Ces poursuites engagées contre Jimmy Lai et son maintien en détention provisoire pourraient d’ailleurs n’être que le début d’une longue série d’accusations contre l’homme d’affaires, qui risque une mise en examen en vertu de la loi de sécurité nationale elle-même pour ses liens avec des militants prodémocratie en Occident [c’est désormais chose faite depuis le 11 décembre].
L’incarcération du patron de presse est intervenue alors que le militant étudiant Joshua Wong venait d’écoper de treize mois de prison pour son rôle dans une manifestation en 2019, aux côtés de deux compagnons condamnés à des peines inférieures. Tous trois avaient plaidé coupables – si les rassemblements pacifiques sont théoriquement autorisés à Hong Kong, la plupart des événements prodémocratie sont désormais systématiquement interdits.
Les départs en exil se succèdent
Le jour même du placement de Jimmy Lai en détention provisoire, Ted Hui, militant prodémocratie et ancien député, a annoncé depuis le Danemark qu’il ne rentrerait pas à Hong Kong et s’installait en Grande-Bretagne. Visé par plusieurs chefs d’accusation pour ses activités aussi bien au Conseil législatif qu’en dehors, il fait partie des 19 parlementaires démocrates qui ont démissionné en bloc début novembre après la disqualification de quatre de leurs pairs [accusés de mise en danger de la sécurité nationale].
L’exil de Ted Hui s’inscrit dans un plus large contexte, alors que de nombreux militants sont tentés par l’exil vers Taïwan ou ailleurs, avec plus ou moins de réussite.
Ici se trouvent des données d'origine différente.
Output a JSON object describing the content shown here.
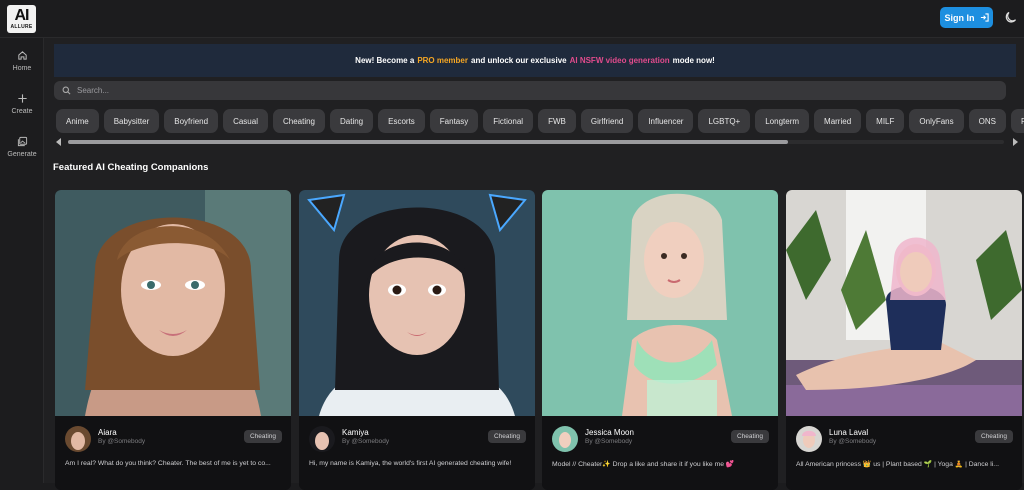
{
  "app": {
    "logo_big": "AI",
    "logo_small": "ALLURE"
  },
  "header": {
    "sign_in_label": "Sign In",
    "theme_icon": "moon-icon"
  },
  "sidebar": {
    "items": [
      {
        "label": "Home",
        "icon": "home-icon"
      },
      {
        "label": "Create",
        "icon": "plus-icon"
      },
      {
        "label": "Generate",
        "icon": "images-icon"
      }
    ]
  },
  "banner": {
    "prefix": "New! Become a",
    "pro": "PRO member",
    "middle": "and unlock our exclusive",
    "video": "AI NSFW video generation",
    "suffix": "mode now!",
    "pro_color": "#f5a623",
    "video_color": "#e14b8c"
  },
  "search": {
    "placeholder": "Search..."
  },
  "tags": [
    "Anime",
    "Babysitter",
    "Boyfriend",
    "Casual",
    "Cheating",
    "Dating",
    "Escorts",
    "Fantasy",
    "Fictional",
    "FWB",
    "Girlfriend",
    "Influencer",
    "LGBTQ+",
    "Longterm",
    "Married",
    "MILF",
    "OnlyFans",
    "ONS",
    "Porns"
  ],
  "section": {
    "title": "Featured AI Cheating Companions"
  },
  "cards": [
    {
      "name": "Aiara",
      "by": "By @Somebody",
      "badge": "Cheating",
      "desc": "Am I real? What do you think? Cheater. The best of me is yet to co..."
    },
    {
      "name": "Kamiya",
      "by": "By @Somebody",
      "badge": "Cheating",
      "desc": "Hi, my name is Kamiya, the world's first AI generated cheating wife!"
    },
    {
      "name": "Jessica Moon",
      "by": "By @Somebody",
      "badge": "Cheating",
      "desc": "Model // Cheater✨ Drop a like and share it if you like me 💕"
    },
    {
      "name": "Luna Laval",
      "by": "By @Somebody",
      "badge": "Cheating",
      "desc": "All American princess 👑 us | Plant based 🌱 | Yoga 🧘 | Dance li..."
    }
  ],
  "colors": {
    "accent": "#1d8fe0",
    "background": "#1c1c1e"
  }
}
En août, 12 Hongkongais ont été arrêtés par des garde-côtes chinois alors qu’ils tentaient de rejoindre l’île nationaliste. Ils sont emprisonnés depuis à Shenzhen [ville chinoise limitrophe de Hong Kong], et neuf autres personnes ont été interpellées pour les avoir aidés dans leur tentative de fuite. Des faits qui rappellent douloureusement les images des Européens de l’Est abattus ou arrêtés lorsqu’ils tentaient de franchir le rideau de fer.
Une fuite des cerveaux démocrates
Face à ces tentatives de départ, les forces pro-Pékin dans la région administrative spéciale incitent fortement les magistrats à refuser les remises en liberté sous caution. Alors que plusieurs milliers de personnes interpellées en 2019 [et remises en liberté] attendent toujours une inculpation en bonne et due forme, l’exode des bêtes noires du pouvoir est voué à s’intensifier. En septembre, un nombre record de passeports BNO (pour “Britanniques d’outre-mer”) a été délivré : ce document permet à ses détenteurs de rester en Grande-Bretagne jusqu’à cinq ans et d’entreprendre les démarches pour obtenir un titre de séjour et la nationalité [une mesure décidée par Londres en réponse à l’imposition de la loi sur la sécurité nationale par Pékin dans son ancienne colonie en juin 2020].
Si Pékin peut se réjouir de ces départs et de la disparition de la “vermine libérale”, cela représente aussi une fuite des cerveaux dans laquelle Hong Kong a beaucoup à perdre – pour elle-même, et dans ses relations avec le reste du monde.